New York City is breeding pawn shops but not because of an economic downturn. There has a been a 50% growth in NYC since 2010 in establishments offering short-term loans against moveable collateral. And new services like Borro have gained access to better and cheaper capital. Borro just got a $112m line of credit from Victory Park Capital. Suttons and Robertson, a London firm, just opened in Manhattan alongside New York Loan Co. which is owned by a Beverly Hills firm that does the same.
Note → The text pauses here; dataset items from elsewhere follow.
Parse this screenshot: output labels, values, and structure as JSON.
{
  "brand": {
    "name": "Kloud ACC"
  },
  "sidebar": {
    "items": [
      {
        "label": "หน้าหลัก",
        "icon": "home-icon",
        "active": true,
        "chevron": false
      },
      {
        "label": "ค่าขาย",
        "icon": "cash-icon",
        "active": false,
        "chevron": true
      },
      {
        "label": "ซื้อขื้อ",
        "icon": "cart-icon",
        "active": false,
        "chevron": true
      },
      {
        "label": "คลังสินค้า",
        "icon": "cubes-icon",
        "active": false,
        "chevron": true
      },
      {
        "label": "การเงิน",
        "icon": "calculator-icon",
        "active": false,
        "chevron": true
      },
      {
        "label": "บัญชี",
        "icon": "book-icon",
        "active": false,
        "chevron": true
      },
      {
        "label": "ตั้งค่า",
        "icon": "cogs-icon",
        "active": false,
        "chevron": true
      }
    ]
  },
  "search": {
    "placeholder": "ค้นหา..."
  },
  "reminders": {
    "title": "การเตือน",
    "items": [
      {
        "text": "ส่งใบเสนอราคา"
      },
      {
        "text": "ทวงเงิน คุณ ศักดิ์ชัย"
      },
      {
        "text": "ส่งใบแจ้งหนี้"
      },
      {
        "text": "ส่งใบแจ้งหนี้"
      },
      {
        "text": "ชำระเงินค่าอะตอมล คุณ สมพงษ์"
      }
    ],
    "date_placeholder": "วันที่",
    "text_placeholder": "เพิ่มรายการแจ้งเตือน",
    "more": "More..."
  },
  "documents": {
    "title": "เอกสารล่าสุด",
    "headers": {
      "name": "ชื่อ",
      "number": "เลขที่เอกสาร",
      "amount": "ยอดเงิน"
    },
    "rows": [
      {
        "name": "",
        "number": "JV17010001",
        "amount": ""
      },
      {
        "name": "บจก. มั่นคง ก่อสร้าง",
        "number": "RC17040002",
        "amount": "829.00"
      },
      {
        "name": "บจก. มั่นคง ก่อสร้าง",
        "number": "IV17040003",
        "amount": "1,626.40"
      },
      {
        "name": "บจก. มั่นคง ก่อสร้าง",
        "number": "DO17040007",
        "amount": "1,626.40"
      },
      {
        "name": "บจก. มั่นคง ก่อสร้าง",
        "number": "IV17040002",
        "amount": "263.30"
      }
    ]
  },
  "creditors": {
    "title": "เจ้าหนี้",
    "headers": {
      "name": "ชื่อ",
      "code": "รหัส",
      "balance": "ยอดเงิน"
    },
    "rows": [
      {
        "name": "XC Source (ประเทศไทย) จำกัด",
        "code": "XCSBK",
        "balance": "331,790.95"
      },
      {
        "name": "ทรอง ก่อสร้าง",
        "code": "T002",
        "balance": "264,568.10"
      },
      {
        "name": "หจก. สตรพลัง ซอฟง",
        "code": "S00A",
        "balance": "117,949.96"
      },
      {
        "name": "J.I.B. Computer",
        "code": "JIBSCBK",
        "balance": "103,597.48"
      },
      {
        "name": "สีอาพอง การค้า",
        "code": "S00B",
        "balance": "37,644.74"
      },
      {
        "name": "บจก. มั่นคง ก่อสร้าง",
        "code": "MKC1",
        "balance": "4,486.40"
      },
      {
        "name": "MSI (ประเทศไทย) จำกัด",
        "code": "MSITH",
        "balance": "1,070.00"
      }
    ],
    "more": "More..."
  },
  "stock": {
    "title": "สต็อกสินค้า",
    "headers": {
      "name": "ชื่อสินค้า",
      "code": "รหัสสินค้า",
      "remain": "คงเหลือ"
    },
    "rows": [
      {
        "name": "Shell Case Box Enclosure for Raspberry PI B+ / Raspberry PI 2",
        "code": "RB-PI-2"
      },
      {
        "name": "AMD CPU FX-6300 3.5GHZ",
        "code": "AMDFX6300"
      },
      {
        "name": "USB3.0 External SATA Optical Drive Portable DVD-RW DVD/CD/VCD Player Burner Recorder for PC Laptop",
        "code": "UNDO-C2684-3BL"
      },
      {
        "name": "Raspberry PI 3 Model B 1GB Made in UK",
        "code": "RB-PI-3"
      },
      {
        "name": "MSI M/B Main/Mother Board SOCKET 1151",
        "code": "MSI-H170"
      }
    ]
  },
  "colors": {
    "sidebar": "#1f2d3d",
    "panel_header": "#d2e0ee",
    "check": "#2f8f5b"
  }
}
Why the demand? Rather than seeing pawnshops that cater to the wealthy as a sign of distress, we should probably see it as a comment on the value of cash. Cash is trash, as they say on Wall St., in a low interest rate environment. The wealthy are increasingly putting their money into things because they can’t get a return in safe bank deposits or bonds and worry the equity markets may be seriously over-priced. But if you’re illiquid, life might throw you a few unexpected ones high and inside. Which is why Crain’s can illustrate the reason for Borro’s success with this story:
Marc Kaye had to do something drastic when his children’s tuition bills at Columbia and Harvard came due just as his consulting business hit a dry spell.
So he pawned his Picasso.
An art collector, Mr. Kaye brought a sketch by Pablo Picasso with the title Three Nude Women Near a Window, to a firm called Borro, a pawnbroker whose sophisticated digs 18 floors above Third Avenue resemble a bank or law office with Andy Warhol drawings of John Lennon and Freddie Mercury hanging on the walls. A mere 12 hours after Borro appraised the sketch, recently valued at $65,500, money hit Mr. Kaye’s bank account and he paid the tuition bills. A few months later, his business recovered and he bought back the Picasso.
“I was in just a little pinch, and this was an elegant and discreet way to get cash,” Mr. Kaye recalled.